Attack of the Clones: The Future of Medical Research

The original clone Dolly, preserved forever at the National Museum of Scotland. Photo Credit: Shelley Bernstein

I’m sure we all remember Dolly, the world’s first successfully cloned mammal, a lovely little sheep in Edinburgh 16 years ago. Well, from the makers of Dolly, comes a whole new epic: Brain Tissue.

The cloning of Dolly spurred on the stem cell revolution, that led scientists to discover that adult cells could be turned into stem cells, which could then be encouraged to grow into any other cell in the human body.

The four actual applications of creating stem cells are:

  1. To test the toxicity of drugs
  2. To create tissue for transplanting
  3. To boost levels of stem cells to help fight diseases
  4. To create models of diseases in order to create drugs to fight them.

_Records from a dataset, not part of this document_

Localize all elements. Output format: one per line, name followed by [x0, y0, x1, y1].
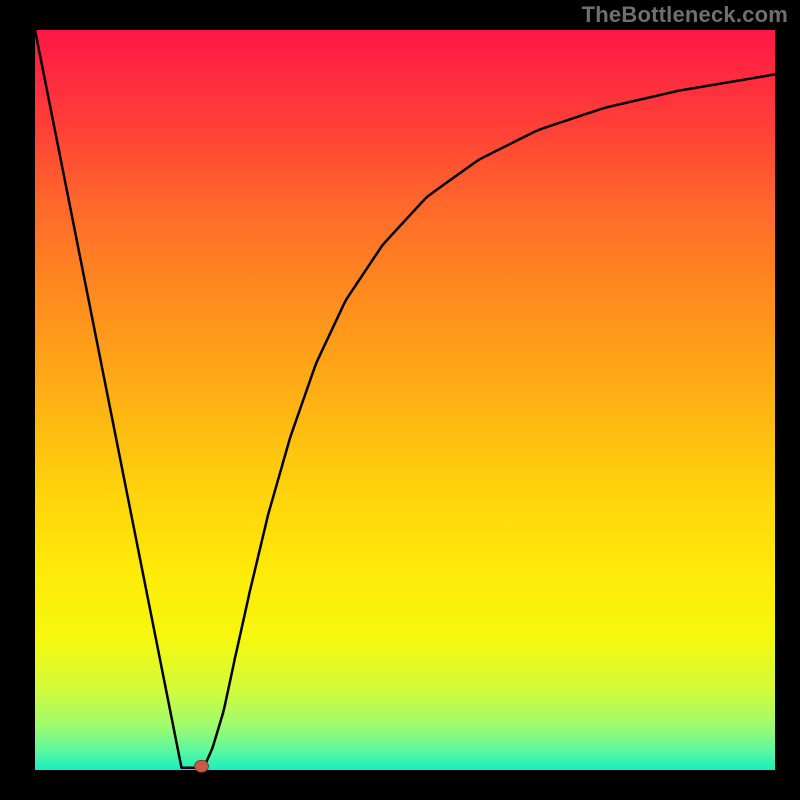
- chart-svg: [0, 0, 800, 800]
- plot-background: [35, 30, 775, 770]
- watermark-text: TheBottleneck.com: [582, 2, 788, 28]
- optimal-point-marker: [195, 760, 209, 772]
- chart-container: TheBottleneck.com: [0, 0, 800, 800]
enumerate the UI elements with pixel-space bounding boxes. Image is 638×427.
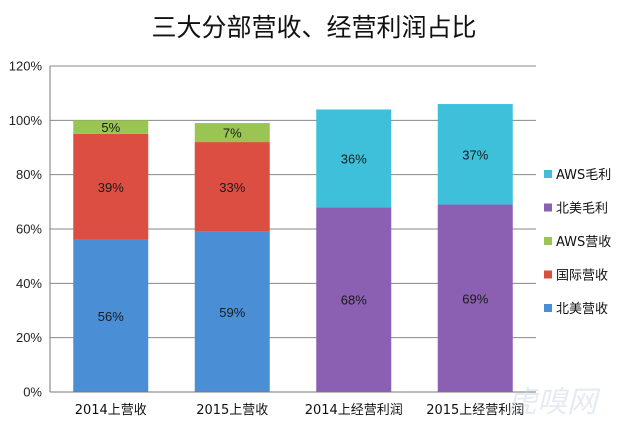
data-label: 59% (219, 305, 245, 320)
x-tick-label: 2014上经营利润 (305, 403, 403, 418)
y-tick-label: 40% (16, 276, 42, 291)
bar-segment (194, 231, 270, 392)
legend-label: 国际营收 (556, 269, 608, 284)
x-tick-label: 2014上营收 (75, 403, 147, 418)
x-tick-label: 2015上营收 (196, 403, 268, 418)
bar-segment (437, 104, 513, 205)
y-tick-label: 80% (16, 167, 42, 182)
x-tick-label: 2015上经营利润 (426, 403, 524, 418)
bars: 56% 39% 5% 59% 33% 7% 68% 36% 69% 37% (73, 104, 513, 392)
y-tick-label: 120% (9, 59, 43, 74)
legend-swatch (544, 170, 552, 178)
chart-title: 三大分部营收、经营利润占比 (151, 13, 476, 42)
legend-swatch (544, 203, 552, 212)
bar-segment (194, 142, 270, 232)
bar-segment (316, 207, 392, 392)
legend-swatch (544, 270, 552, 279)
y-tick-label: 100% (9, 113, 43, 128)
legend-label: AWS营收 (556, 235, 611, 250)
data-label: 37% (462, 147, 488, 162)
bar-segment (73, 239, 149, 392)
data-label: 7% (223, 126, 242, 141)
data-label: 68% (341, 293, 367, 308)
legend-label: 北美营收 (556, 302, 608, 317)
y-tick-label: 0% (23, 385, 42, 400)
bar-segment (73, 120, 149, 134)
x-axis: 2014上营收 2015上营收 2014上经营利润 2015上经营利润 (50, 391, 536, 418)
legend-swatch (544, 237, 552, 245)
legend-label: AWS毛利 (556, 168, 611, 183)
data-label: 56% (98, 309, 124, 324)
bar-segment (316, 109, 392, 208)
legend-label: 北美毛利 (556, 202, 608, 217)
watermark-text: 虎嗅网 (507, 385, 601, 420)
bar-segment (437, 204, 513, 392)
y-tick-label: 60% (16, 222, 42, 237)
y-axis: 0% 20% 40% 60% 80% 100% 120% (9, 59, 51, 400)
data-label: 5% (101, 120, 120, 135)
data-label: 36% (341, 151, 367, 166)
y-tick-label: 20% (16, 330, 42, 345)
data-label: 39% (98, 180, 124, 195)
data-label: 69% (462, 291, 488, 306)
legend-swatch (544, 304, 552, 312)
bar-segment (194, 123, 270, 143)
data-label: 33% (219, 180, 245, 195)
bar-segment (73, 133, 149, 240)
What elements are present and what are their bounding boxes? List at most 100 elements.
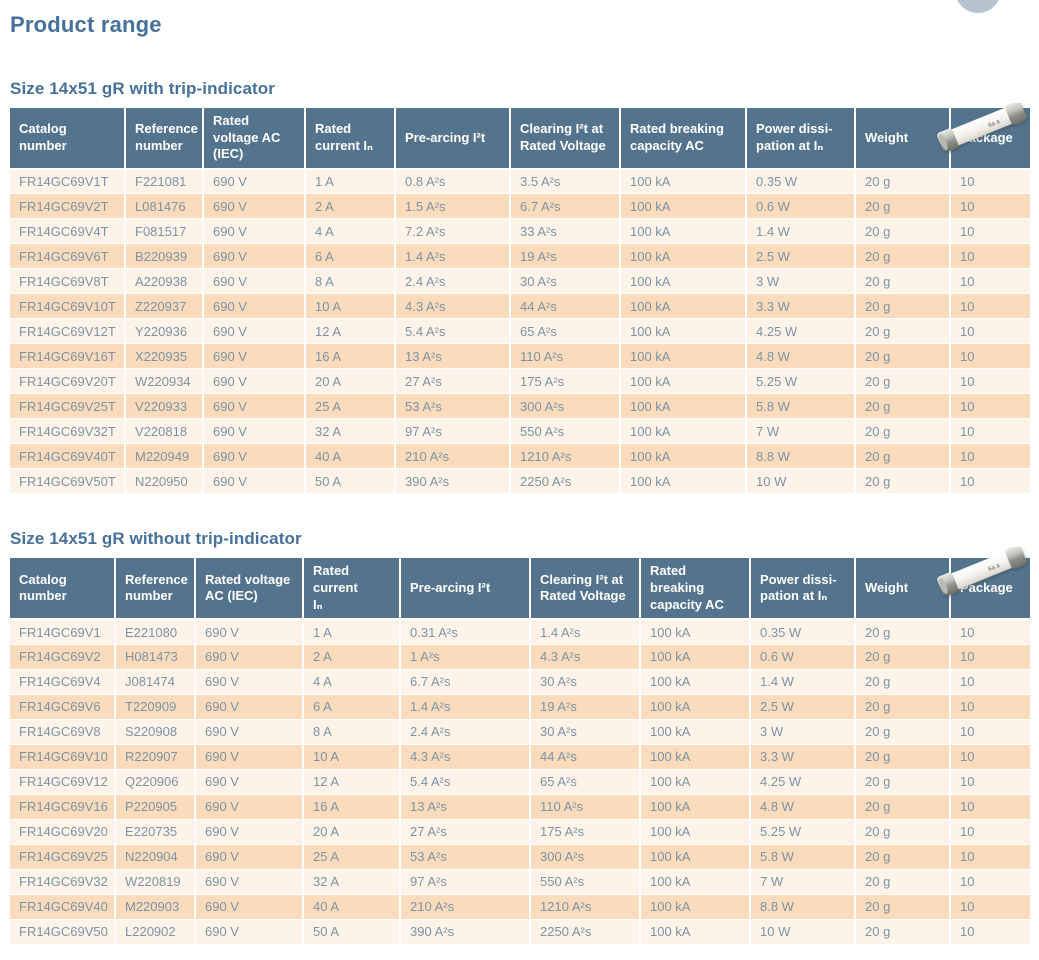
table-cell: 690 V — [203, 243, 306, 270]
table-cell: 100 kA — [620, 318, 747, 345]
table-cell: 390 A²s — [395, 468, 511, 495]
table-row: FR14GC69V10T Z220937 690 V 10 A 4.3 A²s 44 A²… — [10, 293, 1030, 320]
section-without-trip-indicator: Size 14x51 gR without trip-indicator 6a … — [10, 529, 1030, 945]
table-row: FR14GC69V20T W220934 690 V 20 A 27 A²s 175 A²… — [10, 368, 1030, 395]
table-cell: FR14GC69V1T — [10, 168, 126, 195]
table-cell: 44 A²s — [530, 744, 641, 770]
table-cell: 1.4 W — [750, 669, 856, 695]
table-cell: F081517 — [125, 218, 204, 245]
table-cell: 690 V — [203, 468, 306, 495]
table-cell: P220905 — [115, 794, 196, 820]
table-row: FR14GC69V40 M220903 690 V 40 A 210 A²s 1210 A… — [10, 894, 1030, 920]
table-cell: 1.4 A²s — [400, 694, 531, 720]
table-cell: 4.3 A²s — [400, 744, 531, 770]
table-cell: 25 A — [303, 844, 401, 870]
table-cell: 40 A — [303, 894, 401, 920]
column-header: Rated current Iₙ — [305, 108, 396, 170]
table-cell: 12 A — [305, 318, 396, 345]
table-cell: 100 kA — [640, 894, 751, 920]
table-cell: FR14GC69V6T — [10, 243, 126, 270]
table-cell: 20 g — [855, 644, 951, 670]
table-cell: 33 A²s — [510, 218, 621, 245]
table-cell: 65 A²s — [530, 769, 641, 795]
table-cell: FR14GC69V25 — [10, 844, 116, 870]
table-cell: 0.35 W — [746, 168, 856, 195]
table-cell: 690 V — [195, 819, 304, 845]
table-cell: Q220906 — [115, 769, 196, 795]
table-cell: 690 V — [195, 869, 304, 895]
table-cell: 8 A — [305, 268, 396, 295]
fuse-photo-icon: 6a a — [937, 547, 1027, 596]
table-cell: W220934 — [125, 368, 204, 395]
table-cell: 5.25 W — [750, 819, 856, 845]
table-cell: 10 A — [305, 293, 396, 320]
table-cell: 8.8 W — [750, 894, 856, 920]
table-cell: 10 — [950, 368, 1030, 395]
table-cell: FR14GC69V40T — [10, 443, 126, 470]
table-cell: 20 g — [855, 168, 951, 195]
table-cell: 690 V — [195, 744, 304, 770]
table-cell: 100 kA — [640, 869, 751, 895]
table-cell: 10 — [950, 468, 1030, 495]
table-cell: 10 — [950, 243, 1030, 270]
column-header: Rated voltage AC (IEC) — [195, 558, 304, 621]
table-cell: 10 — [950, 293, 1030, 320]
table-cell: E221080 — [115, 619, 196, 645]
table-cell: H081473 — [115, 644, 196, 670]
table-cell: 10 — [950, 894, 1030, 920]
table-row: FR14GC69V40T M220949 690 V 40 A 210 A²s 1210 … — [10, 443, 1030, 470]
table-cell: 690 V — [203, 218, 306, 245]
table-cell: 10 — [950, 619, 1030, 645]
column-header: Reference number — [115, 558, 196, 621]
table-cell: 2 A — [303, 644, 401, 670]
table-cell: 690 V — [195, 619, 304, 645]
table-cell: 20 g — [855, 844, 951, 870]
table-cell: 97 A²s — [400, 869, 531, 895]
table-cell: 44 A²s — [510, 293, 621, 320]
table-cell: E220735 — [115, 819, 196, 845]
table-cell: L081476 — [125, 193, 204, 220]
corner-circle-decoration — [955, 0, 1001, 13]
table-cell: 100 kA — [640, 644, 751, 670]
table-cell: 30 A²s — [530, 669, 641, 695]
table-cell: 10 — [950, 719, 1030, 745]
table-header-row: Catalog number Reference number Rated volt… — [10, 108, 1030, 170]
table-cell: 4 A — [305, 218, 396, 245]
table-cell: 5.8 W — [746, 393, 856, 420]
table-cell: 20 g — [855, 443, 951, 470]
table-row: FR14GC69V50 L220902 690 V 50 A 390 A²s 2250 A… — [10, 919, 1030, 945]
table-cell: FR14GC69V10T — [10, 293, 126, 320]
table-cell: 100 kA — [620, 243, 747, 270]
table-cell: 10 W — [750, 919, 856, 945]
table-cell: FR14GC69V20T — [10, 368, 126, 395]
table-cell: FR14GC69V50T — [10, 468, 126, 495]
table-cell: 3.3 W — [746, 293, 856, 320]
table-cell: 5.4 A²s — [400, 769, 531, 795]
table-cell: N220950 — [125, 468, 204, 495]
column-header: Rated current Iₙ — [303, 558, 401, 621]
table-cell: FR14GC69V1 — [10, 619, 116, 645]
table-cell: 20 g — [855, 393, 951, 420]
table-cell: J081474 — [115, 669, 196, 695]
table-cell: 550 A²s — [530, 869, 641, 895]
table-cell: V220818 — [125, 418, 204, 445]
table-cell: 690 V — [203, 318, 306, 345]
table-cell: 690 V — [203, 168, 306, 195]
table-cell: 10 — [950, 168, 1030, 195]
table-cell: 3.5 A²s — [510, 168, 621, 195]
table-cell: 20 g — [855, 368, 951, 395]
table-cell: 32 A — [303, 869, 401, 895]
table-cell: 0.8 A²s — [395, 168, 511, 195]
table-cell: 7 W — [746, 418, 856, 445]
table-cell: 4.25 W — [746, 318, 856, 345]
table-cell: 1210 A²s — [530, 894, 641, 920]
table-cell: 690 V — [195, 769, 304, 795]
table-cell: 7 W — [750, 869, 856, 895]
table-cell: 16 A — [303, 794, 401, 820]
table-cell: 690 V — [203, 293, 306, 320]
table-cell: 1.5 A²s — [395, 193, 511, 220]
table-cell: 390 A²s — [400, 919, 531, 945]
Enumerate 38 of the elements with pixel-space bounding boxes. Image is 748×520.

It is the last of these that the researchers at Edinburgh’s Centre of Regenerative Medicine have focused on. The aim? To try and understand what’s going on in the brain of those suffering from schizophrenia, bipolar depression, and other mental illnesses. The best way to research any disease is to examine the live tissue of the affected organ. Of course, you can’t just do a biopsy on a brain, and autopsies just don’t cut it.

So our Scottish cloning geniuses have managed to take a little scrap of skin from these patients, made stem cells from them, and then directed these stem cells to become brain cells – genetically identical to the brain cells within the patient. Hey presto – live tissue for medical scientists to get their fingers into!

Generating lines of these cells helps us with number 4 up there – with brain cells of those suffering from mental illnesses, the scientists can begin testing new drugs on them without having to endanger the lives of patients.

It’s a bit of a far cry from a clone army taking over the world, but I’m sure there would be some who would be wary of this sort of progress. In the world of medicine, however, this technology can swing open doors that have been frustratingly closed for years. Cloning the cells of any part of the body using only a scraping of skin will give medical practitioners access to parts previously inaccessible.

It’s a major breakthrough for medical research. But more importantly, for anyone who knows someone, or has lost someone, to illnesses such as multiple sclerosis or motor neurone disease (the disease Stephen Hawking suffers from); this is a glorious glimmer of hope on the horizon.